Mercy Wong has big dreams, hoping to become a successful businesswoman who earns enough to move her family out of their tight Chinatown quarters. In the San Francisco of 1906, this dream seems near enough to impossible, but Mercy’s resourcefulness earns her a place at St. Clare’s Boarding School, one of the most respected girls’ schools in the country. Mercy soon learns that making it into St. Clare’s is only the beginning of her troubles as she faces the prejudices of her classmates, the pain of leaving her family behind in Chinatown, and – worst of all – the horrific earthquake that threatens to tear the city apart.
I was absorbed by this book from the very beginning. Author Stacey Lee has crafted a historical YA novel so lively that it practically jumps off of the page. Mercy herself – with the “bossy cheekbones” she inherits from her mother – is particularly vivid and endearing. I was continually impressed with her ingenuity, bravery, and loyalty to her family. Mercy felt real to me, and not only would I be happy to read more about her…I also want to be her friend.
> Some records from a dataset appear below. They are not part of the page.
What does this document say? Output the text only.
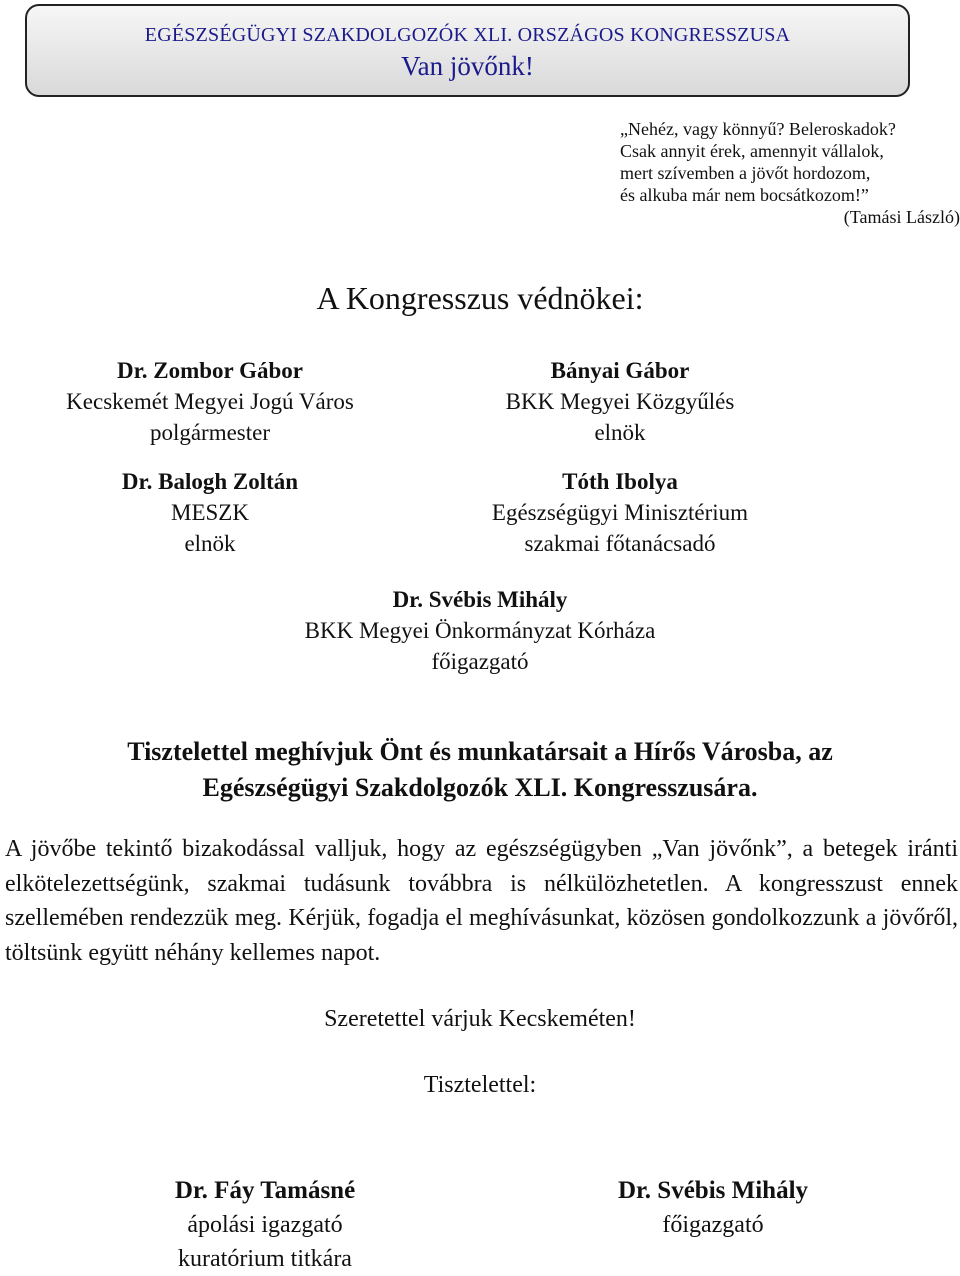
EGÉSZSÉGÜGYI SZAKDOLGOZÓK XLI. ORSZÁGOS KONGRESSZUSA
Van jövőnk!
„Nehéz, vagy könnyű? Beleroskadok?
Csak annyit érek, amennyit vállalok,
mert szívemben a jövőt hordozom,
és alkuba már nem bocsátkozom!”
(Tamási László)
A Kongresszus védnökei:
Dr. Zombor Gábor
Kecskemét Megyei Jogú Város
polgármester
Bányai Gábor
BKK Megyei Közgyűlés
elnök
Dr. Balogh Zoltán
MESZK
elnök
Tóth Ibolya
Egészségügyi Minisztérium
szakmai főtanácsadó
Dr. Svébis Mihály
BKK Megyei Önkormányzat Kórháza
főigazgató
Tisztelettel meghívjuk Önt és munkatársait a Hírős Városba, az
Egészségügyi Szakdolgozók XLI. Kongresszusára.
A jövőbe tekintő bizakodással valljuk, hogy az egészségügyben „Van jövőnk”, a betegek iránti elkötelezettségünk, szakmai tudásunk továbbra is nélkülözhetetlen. A kongresszust ennek szellemében rendezzük meg. Kérjük, fogadja el meghívásunkat, közösen gondolkozzunk a jövőről, töltsünk együtt néhány kellemes napot.
Szeretettel várjuk Kecskeméten!
Tisztelettel:
Dr. Fáy Tamásné
ápolási igazgató
kuratórium titkára
Dr. Svébis Mihály
főigazgató
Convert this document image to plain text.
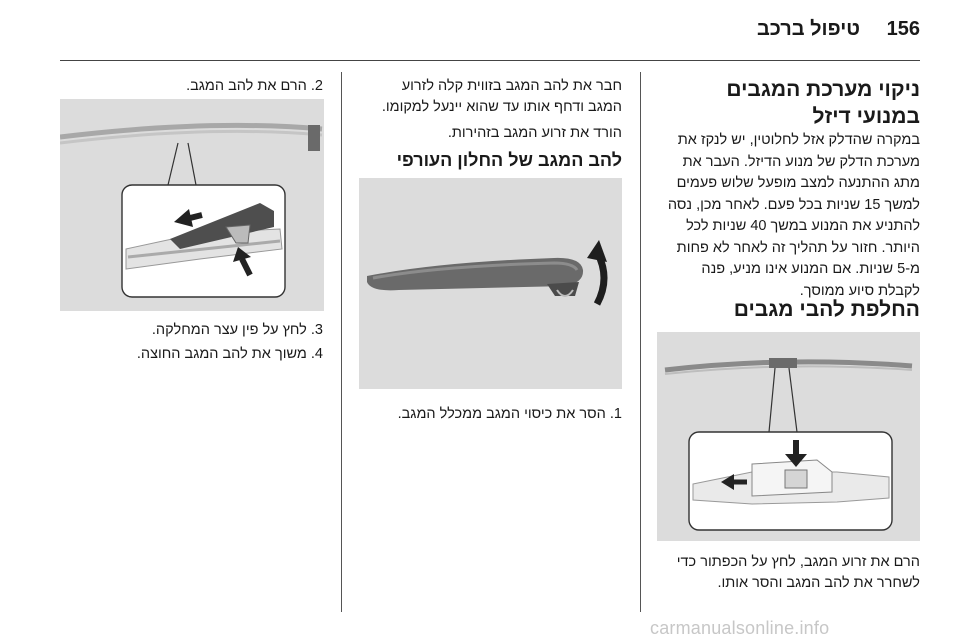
156
טיפול ברכב
ניקוי מערכת המגבים
במנועי דיזל
במקרה שהדלק אזל לחלוטין, יש לנקז את
מערכת הדלק של מנוע הדיזל. העבר את
מתג ההתנעה למצב מופעל שלוש פעמים
למשך 15 שניות בכל פעם. לאחר מכן, נסה
להתניע את המנוע במשך 40 שניות לכל
היותר. חזור על תהליך זה לאחר לא פחות
מ-5 שניות. אם המנוע אינו מניע, פנה
לקבלת סיוע ממוסך.
החלפת להבי מגבים
הרם את זרוע המגב, לחץ על הכפתור כדי
לשחרר את להב המגב והסר אותו.
חבר את להב המגב בזווית קלה לזרוע
המגב ודחף אותו עד שהוא יינעל למקומו.
הורד את זרוע המגב בזהירות.
להב המגב של החלון העורפי
1. הסר את כיסוי המגב ממכלל המגב.
2. הרם את להב המגב.
3. לחץ על פין עצר המחלקה.
4. משוך את להב המגב החוצה.
carmanualsonline.info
Lee rounds out Mercy’s story with an equally delightful cast of supporting characters. The girls of St. Clare’s, from bitter, neglected Elodie to defiant and clever Francesca, are expertly drawn. I felt almost as though I was reading a new and more exciting retelling of A Little Princess, except instead of Sarah’s father regaining his memory and saving the day at the last minute, Mercy manages to move mountains all on her own. Also a delight is Tom, Mercy’s childhood friend and (worthy) crush. I loved how Lee managed to build a whole history between these two characters without Tom even having to be in the story that much. After all, boys are all well and good, but I’d rather read about Mercy’s exploits in striving for a better life than her mooning over a boy. The amount and intensity of their romance was just right.
Of course, the story soon changes from a tension-filled boarding school drama to a disaster survival story after a historic earthquake destroys much of the city. Lee’s depiction of the event isn’t saccharine or sugar-coated; Mercy and the other girls experience real losses in the aftereffects of the disaster. Their ability to overcome both their differences and society’s expectations of them in order to help other survivors of the quake forms the emotional crux of the story.
Outrun the Moon is a story about believing in yourself against all odds, and a nice reminder that sometimes, all the hard work you’ve done will pay off. I will definitely be recommending this book to my friends!
A copy of this book was provided by the publisher for review.